Correlation Between International Business and Halliburton
Can any of the company-specific risk be diversified away by investing in both International Business and Halliburton at the same time? Although using a correlation coefficient on its own may not help to predict future stock returns, this module helps to understand the diversifiable risk of combining International Business and Halliburton into the same portfolio, which is an essential part of the fundamental portfolio management process.
By analyzing existing cross correlation between International Business Machines and Halliburton, you can compare the effects of market volatilities on International Business and Halliburton and check how they will diversify away market risk if combined in the same portfolio for a given time horizon. You can also utilize pair trading strategies of matching a long position in International Business with a short position of Halliburton. Check out your portfolio center. Please also check ongoing floating volatility patterns of International Business and Halliburton.
Diversification Opportunities for International Business and Halliburton
0.48 | Correlation Coefficient |
Very weak diversification
The 3 months correlation between International and Halliburton is 0.48. Overlapping area represents the amount of risk that can be diversified away by holding International Business Machine and Halliburton in the same portfolio, assuming nothing else is changed. The correlation between historical prices or returns on Halliburton and International Business is a relative statistical measure of the degree to which these equity instruments tend to move together. The correlation coefficient measures the extent to which returns on International Business Machines are associated (or correlated) with Halliburton. Values of the correlation coefficient range from -1 to +1, where. The correlation of zero (0) is possible when the price movement of Halliburton has no effect on the direction of International Business i.e., International Business and Halliburton go up and down completely randomly.

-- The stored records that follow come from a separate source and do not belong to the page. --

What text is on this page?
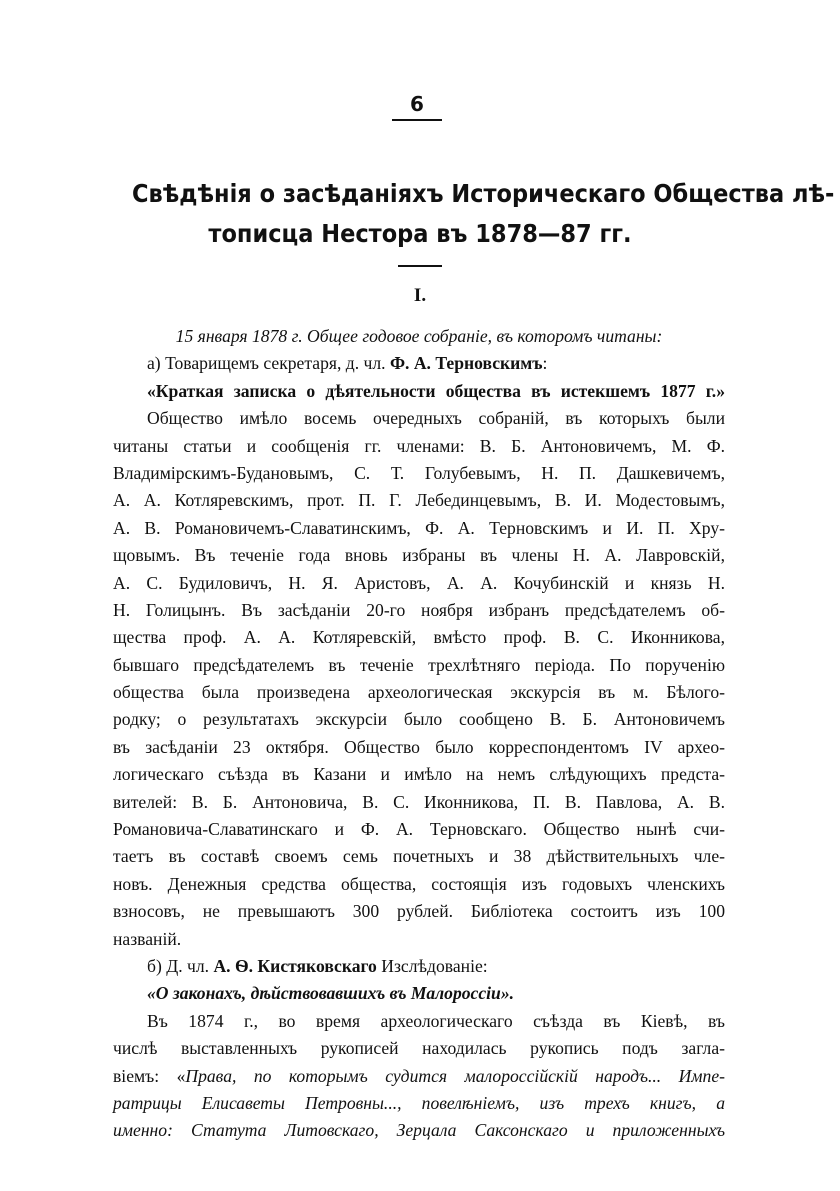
6
Свѣдѣнія о засѣданіяхъ Историческаго Общества лѣ-
тописца Нестора въ 1878—87 гг.
I.
15 января 1878 г. Общее годовое собраніе, въ которомъ читаны:
а) Товарищемъ секретаря, д. чл. Ф. А. Терновскимъ:
«Краткая записка о дѣятельности общества въ истекшемъ 1877 г.»
Общество имѣло восемь очередныхъ собраній, въ которыхъ были
читаны статьи и сообщенія гг. членами: В. Б. Антоновичемъ, М. Ф.
Владимірскимъ-Будановымъ, С. Т. Голубевымъ, Н. П. Дашкевичемъ,
А. А. Котляревскимъ, прот. П. Г. Лебединцевымъ, В. И. Модестовымъ,
А. В. Романовичемъ-Славатинскимъ, Ф. А. Терновскимъ и И. П. Хру-
щовымъ. Въ теченіе года вновь избраны въ члены Н. А. Лавровскій,
А. С. Будиловичъ, Н. Я. Аристовъ, А. А. Кочубинскій и князь Н.
Н. Голицынъ. Въ засѣданіи 20-го ноября избранъ предсѣдателемъ об-
щества проф. А. А. Котляревскій, вмѣсто проф. В. С. Иконникова,
бывшаго предсѣдателемъ въ теченіе трехлѣтняго періода. По порученію
общества была произведена археологическая экскурсія въ м. Бѣлого-
родку; о результатахъ экскурсіи было сообщено В. Б. Антоновичемъ
въ засѣданіи 23 октября. Общество было корреспондентомъ IV архео-
логическаго съѣзда въ Казани и имѣло на немъ слѣдующихъ предста-
вителей: В. Б. Антоновича, В. С. Иконникова, П. В. Павлова, А. В.
Романовича-Славатинскаго и Ф. А. Терновскаго. Общество нынѣ счи-
таетъ въ составѣ своемъ семь почетныхъ и 38 дѣйствительныхъ чле-
новъ. Денежныя средства общества, состоящія изъ годовыхъ членскихъ
взносовъ, не превышаютъ 300 рублей. Библіотека состоитъ изъ 100
названій.
б) Д. чл. А. Ѳ. Кистяковскаго Изслѣдованіе:
«О законахъ, дѣйствовавшихъ въ Малороссіи».
Въ 1874 г., во время археологическаго съѣзда въ Кіевѣ, въ
числѣ выставленныхъ рукописей находилась рукопись подъ загла-
віемъ: «Права, по которымъ судится малороссійскій народъ... Импе-
ратрицы Елисаветы Петровны..., повелѣніемъ, изъ трехъ книгъ, а
именно: Статута Литовскаго, Зерцала Саксонскаго и приложенныхъ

Pair Corralation between International Business and Halliburton
Considering the 90-day investment horizon International Business Machines is expected to generate 0.58 times more return on investment than Halliburton. However, International Business Machines is 1.74 times less risky than Halliburton. It trades about 0.09 of its potential returns per unit of risk. Halliburton is currently generating about 0.0 per unit of risk. If you would invest 13,414 in International Business Machines on October 4, 2024 and sell it today you would earn a total of 8,580 from holding International Business Machines or generate 63.96% return on investment over 90 days.
Time Period | 3 Months [change] |
Direction | Moves Together |
Strength | Weak |
Accuracy | 99.19% |
Values | Daily Returns |
International Business Machine vs. Halliburton
Performance |
Timeline |
International Business |
Halliburton |
International Business and Halliburton Volatility Contrast
Predicted Return Density |
Returns |
Pair Trading with International Business and Halliburton
The main advantage of trading using opposite International Business and Halliburton positions is that it hedges away some unsystematic risk. Because of two separate transactions, even if International Business position performs unexpectedly, Halliburton can make up some of the losses. Pair trading also minimizes risk from directional movements in the market. For example, if an entire industry or sector drops because of unexpected headlines, the short position in Halliburton will offset losses from the drop in Halliburton's long position.International Business vs. TRI Pointe Homes | International Business vs. NetScout Systems | International Business vs. MRC Global | International Business vs. Alcoa Corp |
Halliburton vs. Metalurgica Gerdau SA | Halliburton vs. Nordon Indstrias Metalrgicas | Halliburton vs. Universal Health Services, | Halliburton vs. British American Tobacco |
Check out your portfolio center.Note that this page's information should be used as a complementary analysis to find the right mix of equity instruments to add to your existing portfolios or create a brand new portfolio. You can also try the Portfolio Analyzer module to portfolio analysis module that provides access to portfolio diagnostics and optimization engine.